Evo: How can smaller institutions today stand out among the numerous other colleges and universities?

MT: This is tough when you are a regional, comprehensive university similar to where I have worked throughout my career, but I believe it comes down to this: Being distinctive and achieving a focus are critical to standing out.

That means that we can’t be all things to all people, and we can’t continue to engage in historical or culturally driven practices of the past. This also means that the community or region where the university or college is situated must be educated about the challenges and changes needed for a college or university to be sustainable well into the future. We all need to engage in a process called “reinvention” which is long overdue in higher education, particularly in tuition-dependent, comprehensive state universities.

Evo: What are a few of the changes Bemidji State has made to stand out and succeed in today’s challenging postsecondary environment?

MT: First, we expanded our number of international and domestic partnerships since we believe that a collaborative orientation is in direct opposition to the current commodification of higher education and will lead to a more sustainable future.

Domestically, we partnered with four tribal colleges to create a consortium in northern Minnesota to work on more seamless transferability of courses/programs, develop cooperative course delivery using telepresence classrooms, and to share practices that may provide more successful outcomes for our indigenous students. We also added several partnerships with two-year Minnesota Colleges and Universities (MnSCU) colleges to deliver degree completion programs on site for place-bound adults while continuing to expand the number of blended/online programs and courses offered by our on-campus faculty members.

Internationally, we added several partners to build affordable education and work-abroad opportunities for our students, articulated programs with those partners to increase transfer student numbers, and expanded our international recruitment efforts.

Secondly, we reached into the community to form new partnerships that enhance town/gown relationships while bringing the university presence much more front and center in the city than it has historically been. We raised our visibility and reputation in the region.

Finally, we created a master academic plan to identify and promote distinctive programming within our existing academic array while deliberately investing in programs that directly connect to regional and state workforce needs and student demand.

Evo: What do you think the future holds for smaller colleges and universities?

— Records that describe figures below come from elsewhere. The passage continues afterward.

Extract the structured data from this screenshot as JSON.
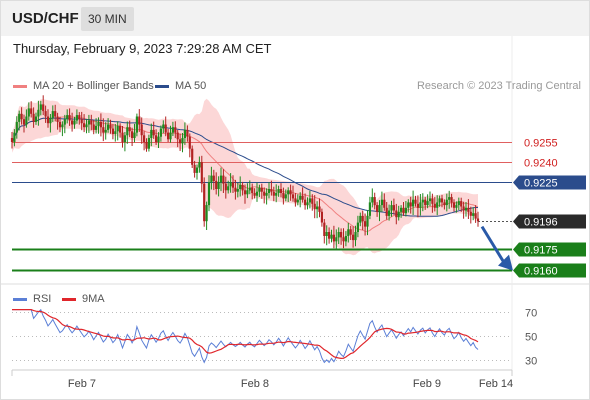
{
  "header": {
    "symbol": "USD/CHF",
    "timeframe": "30 MIN"
  },
  "datetime": "Thursday, February 9, 2023 7:29:28 AM CET",
  "legend": [
    {
      "label": "MA 20 + Bollinger Bands",
      "color": "#f08080"
    },
    {
      "label": "MA 50",
      "color": "#2b4c8c"
    }
  ],
  "copyright": "Research © 2023 Trading Central",
  "rsi_legend": [
    {
      "label": "RSI",
      "color": "#5b7fd6"
    },
    {
      "label": "9MA",
      "color": "#e0262b"
    }
  ],
  "colors": {
    "up": "#1f8a1f",
    "down": "#b22222",
    "support": "#1a7f1a",
    "pivot": "#2b4c8c",
    "resistance": "#e06060",
    "arrow": "#2a5aa8",
    "band": "#fbd0d0"
  },
  "chart_data": [
    {
      "type": "candlestick",
      "xaxis_labels": [
        "Feb 7",
        "Feb 8",
        "Feb 9",
        "Feb 14"
      ],
      "ylim": [
        0.915,
        0.929
      ],
      "levels": [
        {
          "value": 0.9255,
          "label": "0.9255",
          "style": "resistance"
        },
        {
          "value": 0.924,
          "label": "0.9240",
          "style": "resistance"
        },
        {
          "value": 0.9225,
          "label": "0.9225",
          "style": "pivot"
        },
        {
          "value": 0.9196,
          "label": "0.9196",
          "style": "last"
        },
        {
          "value": 0.9175,
          "label": "0.9175",
          "style": "support"
        },
        {
          "value": 0.916,
          "label": "0.9160",
          "style": "support"
        }
      ],
      "forecast": {
        "from": 0.9192,
        "to": 0.916,
        "direction": "down"
      },
      "close": [
        0.9255,
        0.9262,
        0.927,
        0.9276,
        0.9272,
        0.9268,
        0.9274,
        0.928,
        0.9276,
        0.927,
        0.9274,
        0.9279,
        0.9283,
        0.9278,
        0.9274,
        0.9269,
        0.9273,
        0.9278,
        0.9274,
        0.927,
        0.9266,
        0.9268,
        0.9272,
        0.9275,
        0.9271,
        0.9268,
        0.9271,
        0.9275,
        0.9272,
        0.9269,
        0.9266,
        0.9268,
        0.9271,
        0.9268,
        0.9264,
        0.9267,
        0.927,
        0.9266,
        0.9262,
        0.9264,
        0.9268,
        0.9265,
        0.9261,
        0.9263,
        0.9267,
        0.9262,
        0.9255,
        0.926,
        0.9266,
        0.9263,
        0.9258,
        0.9262,
        0.9274,
        0.9268,
        0.926,
        0.9255,
        0.925,
        0.9258,
        0.9264,
        0.926,
        0.9255,
        0.9259,
        0.9265,
        0.9268,
        0.9262,
        0.9257,
        0.9262,
        0.9266,
        0.9262,
        0.9257,
        0.9254,
        0.9258,
        0.9264,
        0.9259,
        0.925,
        0.9238,
        0.9232,
        0.9236,
        0.924,
        0.9224,
        0.9196,
        0.9208,
        0.9225,
        0.923,
        0.9226,
        0.922,
        0.9225,
        0.923,
        0.9224,
        0.9219,
        0.9222,
        0.9225,
        0.9221,
        0.9218,
        0.922,
        0.9223,
        0.9219,
        0.9216,
        0.9219,
        0.9221,
        0.9217,
        0.9215,
        0.9218,
        0.9221,
        0.9218,
        0.9215,
        0.9217,
        0.922,
        0.9218,
        0.9215,
        0.9217,
        0.922,
        0.9217,
        0.9213,
        0.9216,
        0.9219,
        0.9216,
        0.9213,
        0.921,
        0.9212,
        0.9215,
        0.9212,
        0.9208,
        0.921,
        0.9213,
        0.9209,
        0.9205,
        0.9207,
        0.9203,
        0.9195,
        0.9185,
        0.9188,
        0.9183,
        0.9186,
        0.9181,
        0.9184,
        0.9188,
        0.9184,
        0.9181,
        0.9185,
        0.919,
        0.9186,
        0.9182,
        0.9188,
        0.9195,
        0.92,
        0.9196,
        0.9192,
        0.92,
        0.921,
        0.9214,
        0.9208,
        0.9203,
        0.9208,
        0.9212,
        0.9206,
        0.92,
        0.9204,
        0.9208,
        0.9204,
        0.9199,
        0.9203,
        0.9206,
        0.9202,
        0.9206,
        0.921,
        0.9207,
        0.9212,
        0.9209,
        0.9206,
        0.921,
        0.9212,
        0.9208,
        0.9211,
        0.9213,
        0.9209,
        0.9206,
        0.921,
        0.9213,
        0.921,
        0.9208,
        0.9212,
        0.9214,
        0.921,
        0.9206,
        0.9208,
        0.9211,
        0.9207,
        0.9204,
        0.9206,
        0.9203,
        0.92,
        0.9202,
        0.9198,
        0.9196
      ]
    },
    {
      "type": "line",
      "title": "RSI",
      "ylim": [
        25,
        75
      ],
      "y_ticks": [
        "70",
        "50",
        "30"
      ]
    }
  ]
}
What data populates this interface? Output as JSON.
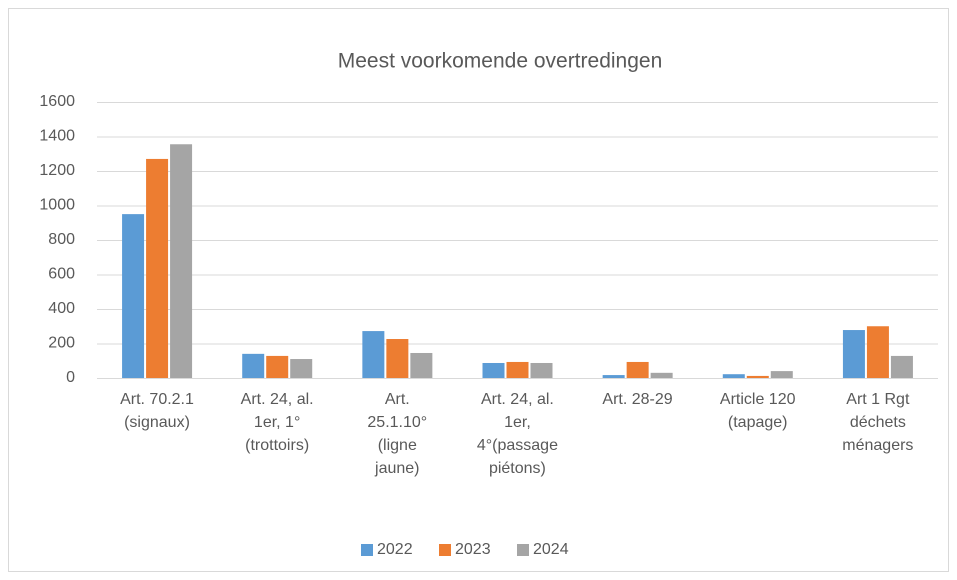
{
  "chart_data": {
    "type": "bar",
    "title": "Meest voorkomende overtredingen",
    "categories": [
      "Art. 70.2.1\n(signaux)",
      "Art. 24, al.\n1er, 1°\n(trottoirs)",
      "Art.\n25.1.10°\n(ligne\njaune)",
      "Art. 24, al.\n1er,\n4°(passage\npiétons)",
      "Art. 28-29",
      "Article 120\n(tapage)",
      "Art 1 Rgt\ndéchets\nménagers"
    ],
    "series": [
      {
        "name": "2022",
        "color": "#5b9bd5",
        "values": [
          950,
          140,
          272,
          87,
          17,
          22,
          278
        ]
      },
      {
        "name": "2023",
        "color": "#ed7d31",
        "values": [
          1270,
          128,
          226,
          93,
          93,
          12,
          300
        ]
      },
      {
        "name": "2024",
        "color": "#a5a5a5",
        "values": [
          1355,
          110,
          145,
          87,
          30,
          40,
          128
        ]
      }
    ],
    "ylim": [
      0,
      1600
    ],
    "yticks": [
      0,
      200,
      400,
      600,
      800,
      1000,
      1200,
      1400,
      1600
    ],
    "grid": true,
    "legend": "bottom"
  }
}
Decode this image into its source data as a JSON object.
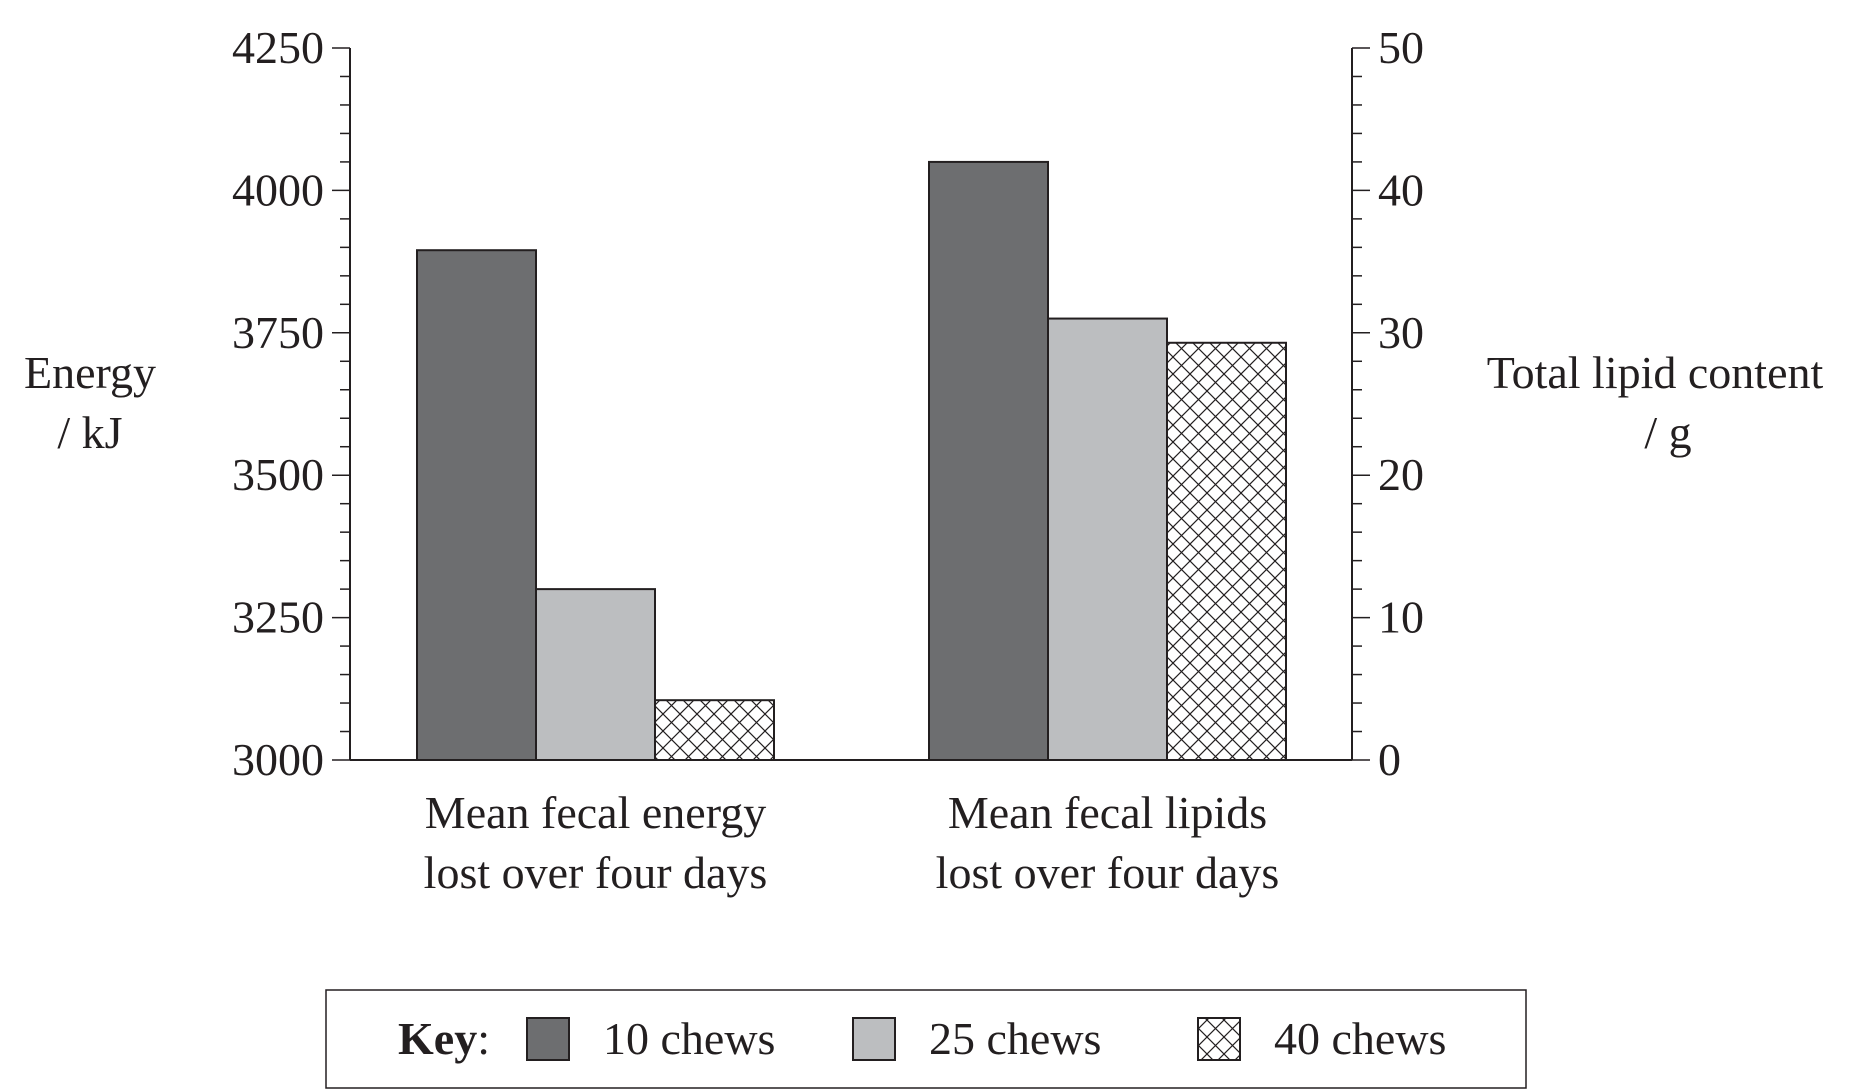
{
  "chart_data": {
    "type": "bar",
    "categories": [
      [
        "Mean fecal energy",
        "lost over four days"
      ],
      [
        "Mean fecal lipids",
        "lost over four days"
      ]
    ],
    "left_axis": {
      "label": [
        "Energy",
        "/ kJ"
      ],
      "ylim": [
        3000,
        4250
      ],
      "major_ticks": [
        3000,
        3250,
        3500,
        3750,
        4000,
        4250
      ],
      "minor_step": 50
    },
    "right_axis": {
      "label": [
        "Total lipid content",
        "/ g"
      ],
      "ylim": [
        0,
        50
      ],
      "major_ticks": [
        0,
        10,
        20,
        30,
        40,
        50
      ],
      "minor_step": 2
    },
    "series": [
      {
        "name": "10 chews",
        "fill": "#6d6e70",
        "values": [
          3895,
          42
        ]
      },
      {
        "name": "25 chews",
        "fill": "#bcbec0",
        "values": [
          3300,
          31
        ]
      },
      {
        "name": "40 chews",
        "fill": "hatch",
        "values": [
          3105,
          29.3
        ]
      }
    ],
    "category_axis": [
      "left",
      "right"
    ],
    "legend": {
      "title": "Key",
      "placement": "bottom"
    },
    "grid": false
  }
}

MT: In many ways, innovation is antithetical to the academy, which places full faith in the canon. Stakeholders are less and less enamored by the canon and similar artifacts, seeing them as arrogant and out-of-touch with reality.

Despite that, I believe the future is full of opportunity if we are willing to let go of historically restrictive thinking, unsuited to the current era (characterized by rapid social change, intrusive technology, etc.) that limits our ability to address that future. It will require creative faculty and staff in partnership with all stakeholders to “confront the brutal facts” and rethink historical practices. We are a people enterprise, so the willingness to change and the innovative thinking needed to move forward is dependent upon individuals engaged in this work. People built what we now have, and we can certainly build what we need for the future.